Auch konjunkturelle Gründe führten zur hohen Auslastung der Hafen-Parkplätze. Das liege an den derzeit "relativ geringen Autoverkäufen." Eine Beobachtung, die auch Julia Wagner macht: "Die Standzeiten der Pkw aller Hersteller auf dem Terminal haben sich mit dem Wegfall der staatlichen Förderung der E-Mobilität verlängert, da sich die Verkaufszahlen der E-Autos in Deutschland verringert haben."
Hinzu komme, so Verbeelen, dass der Autoumsatz insgesamt gestiegen sei. Zwar sei das Niveau der Jahre vor der Corona-Pandemie noch nicht wieder erreicht, doch werde merklich mehr ein- und ausgeführt als "im Vergleich zu 2020-2021". Und auch der Fachkräftemangel im Speditionsgewerbe mache sich bemerkbar: Es sei "eine geringere Kapazität an Straßentransporten von Autos wegen eines Mangels an Lkw-Fahrern" zu beobachten. Das alles führe zu einer "längeren Verweildauer der Autos in den Häfen".
Neue Wege in Emden
Die Volkswagen AG im norddeutschen Emden und das Autoterminal im Hafen der Stadt wollen in Zukunft auf anderem Wege die Verweildauer von Autos in Häfen reduzieren. Das Be- und Entladen der Schiffe soll beschleunigt und dabei auch noch Personal eingespart werden. Einzelheiten dazu berichtete die Ostfriesen-Zeitung am 17. April.

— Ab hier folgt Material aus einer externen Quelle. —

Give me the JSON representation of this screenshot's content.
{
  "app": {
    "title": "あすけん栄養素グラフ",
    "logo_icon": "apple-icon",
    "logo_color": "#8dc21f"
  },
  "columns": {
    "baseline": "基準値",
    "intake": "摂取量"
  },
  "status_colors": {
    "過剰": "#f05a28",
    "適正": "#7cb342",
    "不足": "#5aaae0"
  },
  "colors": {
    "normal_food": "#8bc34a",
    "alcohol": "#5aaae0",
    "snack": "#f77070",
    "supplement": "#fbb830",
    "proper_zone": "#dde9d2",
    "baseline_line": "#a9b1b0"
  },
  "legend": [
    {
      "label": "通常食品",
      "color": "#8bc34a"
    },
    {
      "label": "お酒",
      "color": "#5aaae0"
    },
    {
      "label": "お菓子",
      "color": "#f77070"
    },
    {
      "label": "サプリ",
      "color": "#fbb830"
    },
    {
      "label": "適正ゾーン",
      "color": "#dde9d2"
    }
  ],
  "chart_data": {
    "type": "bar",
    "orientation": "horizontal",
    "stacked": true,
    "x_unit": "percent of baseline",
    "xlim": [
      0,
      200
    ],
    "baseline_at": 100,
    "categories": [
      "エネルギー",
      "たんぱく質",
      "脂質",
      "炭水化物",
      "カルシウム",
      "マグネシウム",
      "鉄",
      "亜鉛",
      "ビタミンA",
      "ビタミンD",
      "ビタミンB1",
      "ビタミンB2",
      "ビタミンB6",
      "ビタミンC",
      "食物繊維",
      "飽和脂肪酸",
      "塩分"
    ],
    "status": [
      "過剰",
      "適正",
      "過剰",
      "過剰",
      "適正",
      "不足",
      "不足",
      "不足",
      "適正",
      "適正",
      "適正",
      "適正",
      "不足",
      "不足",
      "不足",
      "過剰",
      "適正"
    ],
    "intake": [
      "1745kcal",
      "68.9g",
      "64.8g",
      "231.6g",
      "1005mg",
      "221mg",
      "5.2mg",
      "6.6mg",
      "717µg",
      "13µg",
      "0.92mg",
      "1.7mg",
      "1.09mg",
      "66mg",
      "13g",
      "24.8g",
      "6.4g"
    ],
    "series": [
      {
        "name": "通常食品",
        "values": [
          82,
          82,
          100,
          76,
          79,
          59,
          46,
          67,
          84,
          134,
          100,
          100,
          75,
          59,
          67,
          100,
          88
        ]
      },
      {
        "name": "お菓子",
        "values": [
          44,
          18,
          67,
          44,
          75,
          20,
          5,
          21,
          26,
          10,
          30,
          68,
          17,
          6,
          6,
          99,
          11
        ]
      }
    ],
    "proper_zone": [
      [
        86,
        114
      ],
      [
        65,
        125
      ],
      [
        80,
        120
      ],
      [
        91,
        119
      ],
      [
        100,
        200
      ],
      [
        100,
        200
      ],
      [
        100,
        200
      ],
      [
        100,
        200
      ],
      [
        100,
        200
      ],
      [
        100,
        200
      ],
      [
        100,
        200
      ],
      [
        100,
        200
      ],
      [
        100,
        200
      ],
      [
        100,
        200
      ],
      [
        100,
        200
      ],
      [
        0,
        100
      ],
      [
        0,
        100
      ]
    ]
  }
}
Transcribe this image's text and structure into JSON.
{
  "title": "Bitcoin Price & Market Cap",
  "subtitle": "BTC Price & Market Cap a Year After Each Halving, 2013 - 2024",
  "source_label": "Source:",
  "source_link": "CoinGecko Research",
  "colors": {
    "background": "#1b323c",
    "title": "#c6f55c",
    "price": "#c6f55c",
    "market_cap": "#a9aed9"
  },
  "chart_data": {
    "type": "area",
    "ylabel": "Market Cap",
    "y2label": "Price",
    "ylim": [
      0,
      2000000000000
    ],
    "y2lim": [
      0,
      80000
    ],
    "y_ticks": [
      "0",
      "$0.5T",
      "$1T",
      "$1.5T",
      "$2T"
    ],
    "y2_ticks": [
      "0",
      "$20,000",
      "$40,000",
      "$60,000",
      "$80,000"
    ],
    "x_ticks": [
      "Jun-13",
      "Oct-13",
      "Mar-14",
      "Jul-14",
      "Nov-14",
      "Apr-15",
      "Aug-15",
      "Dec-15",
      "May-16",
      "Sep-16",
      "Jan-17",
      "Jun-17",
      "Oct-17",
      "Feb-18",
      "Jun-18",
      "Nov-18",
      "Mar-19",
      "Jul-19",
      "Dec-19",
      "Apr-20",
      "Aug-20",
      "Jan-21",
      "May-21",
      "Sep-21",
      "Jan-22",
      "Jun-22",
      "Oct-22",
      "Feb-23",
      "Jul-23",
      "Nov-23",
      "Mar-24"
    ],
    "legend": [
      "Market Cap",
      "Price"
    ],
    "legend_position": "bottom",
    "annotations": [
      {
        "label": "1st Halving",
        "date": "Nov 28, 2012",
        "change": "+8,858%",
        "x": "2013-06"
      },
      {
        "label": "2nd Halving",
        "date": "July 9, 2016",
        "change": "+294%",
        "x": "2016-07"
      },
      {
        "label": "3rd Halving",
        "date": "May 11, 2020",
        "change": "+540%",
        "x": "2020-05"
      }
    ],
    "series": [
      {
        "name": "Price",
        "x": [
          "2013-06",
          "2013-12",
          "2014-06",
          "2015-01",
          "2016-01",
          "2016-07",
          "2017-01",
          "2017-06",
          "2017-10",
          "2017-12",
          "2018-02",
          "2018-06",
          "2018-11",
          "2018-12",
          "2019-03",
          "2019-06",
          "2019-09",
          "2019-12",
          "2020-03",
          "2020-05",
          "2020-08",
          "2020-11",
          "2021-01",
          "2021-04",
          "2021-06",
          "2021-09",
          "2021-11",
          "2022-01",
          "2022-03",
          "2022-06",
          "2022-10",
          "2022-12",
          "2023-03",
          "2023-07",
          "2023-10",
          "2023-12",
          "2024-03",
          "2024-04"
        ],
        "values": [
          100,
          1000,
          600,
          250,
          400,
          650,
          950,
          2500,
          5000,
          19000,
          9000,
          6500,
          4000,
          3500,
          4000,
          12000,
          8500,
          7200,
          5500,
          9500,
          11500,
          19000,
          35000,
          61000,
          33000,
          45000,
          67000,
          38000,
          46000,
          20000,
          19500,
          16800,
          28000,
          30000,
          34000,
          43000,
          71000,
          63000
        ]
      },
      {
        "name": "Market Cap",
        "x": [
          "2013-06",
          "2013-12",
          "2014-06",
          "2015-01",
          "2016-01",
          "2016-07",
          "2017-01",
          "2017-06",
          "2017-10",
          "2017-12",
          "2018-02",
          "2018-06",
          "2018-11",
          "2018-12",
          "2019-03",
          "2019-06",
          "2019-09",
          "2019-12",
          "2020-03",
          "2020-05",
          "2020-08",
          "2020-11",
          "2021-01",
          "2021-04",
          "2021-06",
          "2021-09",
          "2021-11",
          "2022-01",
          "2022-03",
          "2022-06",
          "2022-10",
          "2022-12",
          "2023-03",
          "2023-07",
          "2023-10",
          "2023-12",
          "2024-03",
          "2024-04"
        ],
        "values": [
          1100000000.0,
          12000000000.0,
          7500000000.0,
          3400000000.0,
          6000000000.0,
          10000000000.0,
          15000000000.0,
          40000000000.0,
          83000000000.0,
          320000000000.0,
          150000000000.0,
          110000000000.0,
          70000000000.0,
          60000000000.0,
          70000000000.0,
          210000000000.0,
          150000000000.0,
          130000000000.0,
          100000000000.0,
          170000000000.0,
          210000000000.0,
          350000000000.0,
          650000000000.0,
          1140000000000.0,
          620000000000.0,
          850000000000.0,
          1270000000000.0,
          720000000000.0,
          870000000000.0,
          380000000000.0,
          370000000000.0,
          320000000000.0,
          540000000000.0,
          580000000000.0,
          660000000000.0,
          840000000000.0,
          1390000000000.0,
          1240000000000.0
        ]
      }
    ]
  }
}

Mit einem vom Bundesverkehrsministerium mit 3,2 Millionen Euro geförderten Testprojekt soll ausprobiert werden, ob autonom fahrende VW-Fahrzeuge sich ohne Fahrer selbständig ver- und entladen können. Die Versuche sollen 2026 beendet werden.
Das Projekt AutoLog soll dazu führen, bis zu 2000 Jobs in Emden einsparen zu können. Laut Ostfriesen-Zeitung sei bei Erfolg auch eine Übertragung auf die "gesamte Distributionskette vom Automobilbauer zum Händler" denkbar. Dann wären an Europas Häfen viele Parkplätze dauerhaft frei.